Historically property investment values have increased over time, some areas more so than others. However, there are ways to increase the value of your property investment without having to rely on time and the market to deliver gains.
Today, savvy property investors are using a more creative approach by creating equity in their investment properties. This is readily achievable for an investor willing to take the time to improve their property. You can manufacture instant equity through smart renovations and boost returns by increasing the appeal to tenants.
What Kind of Renovations Increase Property Value?
The key to is to not overcapitalise. Identify key aspects of a property that would appeal to tenants and future buyers and improve them to a modern standard suitable for the suburb it’s in and the demographics likely to be drawn to it.
● Kitchen and Bathroom – These areas undoubtedly have the most impact on how a property is valued. A newly renovated kitchen and bathroom can make the property more attractive to tenants while adding capital value.
You’d be surprised how much a simple coat of paint and some new fittings in these areas do to the overall value and appeal of the property.

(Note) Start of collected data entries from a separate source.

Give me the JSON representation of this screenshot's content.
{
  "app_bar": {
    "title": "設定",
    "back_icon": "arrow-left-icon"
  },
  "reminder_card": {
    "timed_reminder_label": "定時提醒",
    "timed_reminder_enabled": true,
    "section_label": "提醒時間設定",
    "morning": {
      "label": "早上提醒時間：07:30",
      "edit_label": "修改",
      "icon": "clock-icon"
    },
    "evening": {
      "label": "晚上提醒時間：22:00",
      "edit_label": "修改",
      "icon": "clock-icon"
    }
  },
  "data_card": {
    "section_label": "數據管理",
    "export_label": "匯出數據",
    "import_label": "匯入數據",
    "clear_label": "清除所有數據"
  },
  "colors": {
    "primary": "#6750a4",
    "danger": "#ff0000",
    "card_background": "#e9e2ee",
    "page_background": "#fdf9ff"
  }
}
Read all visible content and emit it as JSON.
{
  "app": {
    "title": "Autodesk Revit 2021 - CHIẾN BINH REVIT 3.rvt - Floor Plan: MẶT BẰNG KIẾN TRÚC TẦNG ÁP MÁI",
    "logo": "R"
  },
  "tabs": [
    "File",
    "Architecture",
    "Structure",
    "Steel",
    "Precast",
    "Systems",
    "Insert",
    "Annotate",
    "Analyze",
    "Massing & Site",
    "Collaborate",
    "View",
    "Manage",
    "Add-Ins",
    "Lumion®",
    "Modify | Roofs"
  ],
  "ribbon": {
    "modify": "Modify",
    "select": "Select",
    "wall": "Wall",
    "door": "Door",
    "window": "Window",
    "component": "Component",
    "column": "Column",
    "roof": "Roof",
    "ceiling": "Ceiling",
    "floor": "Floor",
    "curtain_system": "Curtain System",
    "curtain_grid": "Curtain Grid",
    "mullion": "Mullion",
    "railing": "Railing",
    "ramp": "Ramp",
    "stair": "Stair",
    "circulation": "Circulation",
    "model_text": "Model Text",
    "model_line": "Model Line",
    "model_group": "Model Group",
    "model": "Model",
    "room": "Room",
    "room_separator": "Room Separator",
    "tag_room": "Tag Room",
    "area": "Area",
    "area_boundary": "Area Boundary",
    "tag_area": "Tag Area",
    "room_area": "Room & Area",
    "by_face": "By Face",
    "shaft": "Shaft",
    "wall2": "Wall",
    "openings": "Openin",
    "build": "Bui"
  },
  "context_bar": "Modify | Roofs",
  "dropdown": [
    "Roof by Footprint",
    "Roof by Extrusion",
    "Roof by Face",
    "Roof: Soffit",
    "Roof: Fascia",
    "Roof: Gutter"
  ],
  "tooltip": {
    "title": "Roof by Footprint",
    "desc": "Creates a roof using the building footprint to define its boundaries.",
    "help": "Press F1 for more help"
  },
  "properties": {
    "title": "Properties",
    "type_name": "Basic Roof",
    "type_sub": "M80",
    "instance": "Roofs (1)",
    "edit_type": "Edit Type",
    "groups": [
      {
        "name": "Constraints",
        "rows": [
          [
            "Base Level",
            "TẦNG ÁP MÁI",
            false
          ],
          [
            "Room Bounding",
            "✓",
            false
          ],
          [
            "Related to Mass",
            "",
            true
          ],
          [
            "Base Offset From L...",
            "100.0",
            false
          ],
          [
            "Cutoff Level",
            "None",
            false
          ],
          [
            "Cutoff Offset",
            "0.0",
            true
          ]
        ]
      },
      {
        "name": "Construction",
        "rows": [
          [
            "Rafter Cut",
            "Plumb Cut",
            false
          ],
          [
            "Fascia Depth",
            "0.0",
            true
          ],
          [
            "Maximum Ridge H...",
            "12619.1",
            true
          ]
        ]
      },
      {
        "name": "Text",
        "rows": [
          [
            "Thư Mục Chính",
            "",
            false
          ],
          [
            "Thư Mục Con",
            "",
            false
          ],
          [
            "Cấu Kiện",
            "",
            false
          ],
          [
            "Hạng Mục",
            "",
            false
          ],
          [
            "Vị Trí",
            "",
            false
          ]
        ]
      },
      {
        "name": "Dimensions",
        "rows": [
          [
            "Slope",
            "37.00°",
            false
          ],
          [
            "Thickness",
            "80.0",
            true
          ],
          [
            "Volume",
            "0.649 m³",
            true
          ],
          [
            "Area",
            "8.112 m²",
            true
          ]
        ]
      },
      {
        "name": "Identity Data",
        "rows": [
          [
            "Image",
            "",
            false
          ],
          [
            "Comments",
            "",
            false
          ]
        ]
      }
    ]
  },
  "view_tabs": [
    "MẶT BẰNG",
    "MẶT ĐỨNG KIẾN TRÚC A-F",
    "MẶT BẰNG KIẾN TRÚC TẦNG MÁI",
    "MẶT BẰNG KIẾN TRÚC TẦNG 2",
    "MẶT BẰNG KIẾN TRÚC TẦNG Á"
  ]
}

New flooring and blinds can also do wonders. But don’t go overboard and install a stone benchtop where laminate will do.
● Bedroom – One of the most effective ways of boosting rental yield is by adding a bedroom. Look for properties with a flexible floor plan where you can move internal walls or enclose a balcony within the roofline of the house.
● Subdivision – If your property has a large block, you may be able to split it into two or more blocks, allowing you to significantly boost your yield and capital growth. Ensure you look at local council laws specifying the minimum size of blocks in the neighbourhood and for any other zoning laws that might apply.
Don’t renovate to your own taste. You should prioritise functionality over aesthetic appeal. Neutral colours and classic, basic styles will attract a wider range of tenants and reduces the risk of looking dated further down the track when you want to sell.
Creating Equity is All About Meeting Demand
Successfully creating value comes down to the old principle of supply and demand. Look at an area that is up and coming or is in demand then buy and renovate so your property meets that demand. Achieving this requires you to do your research. Find out what kind of people want to live in the area and meet their needs.
To ensure you don’t overspend, try to avoid spending more than eight per cent of the property’s value on cosmetic renovations. Remember that renovating to build value is a strategic process to increase cash flow. Don’t get carried away trying to make the place look good for the sake of it.
Calculate the cost of your renovations and ensure the endeavour is worth it. You don’t want to spend tens of thousands of dollars for an extra $5 a week. Aim to achieve a return of 15 to 20 per cent. If you’re unsure how much value you’ll be able to generate, it’s a good idea to speak to a property specialist to get accurate valuations and cash flow projections.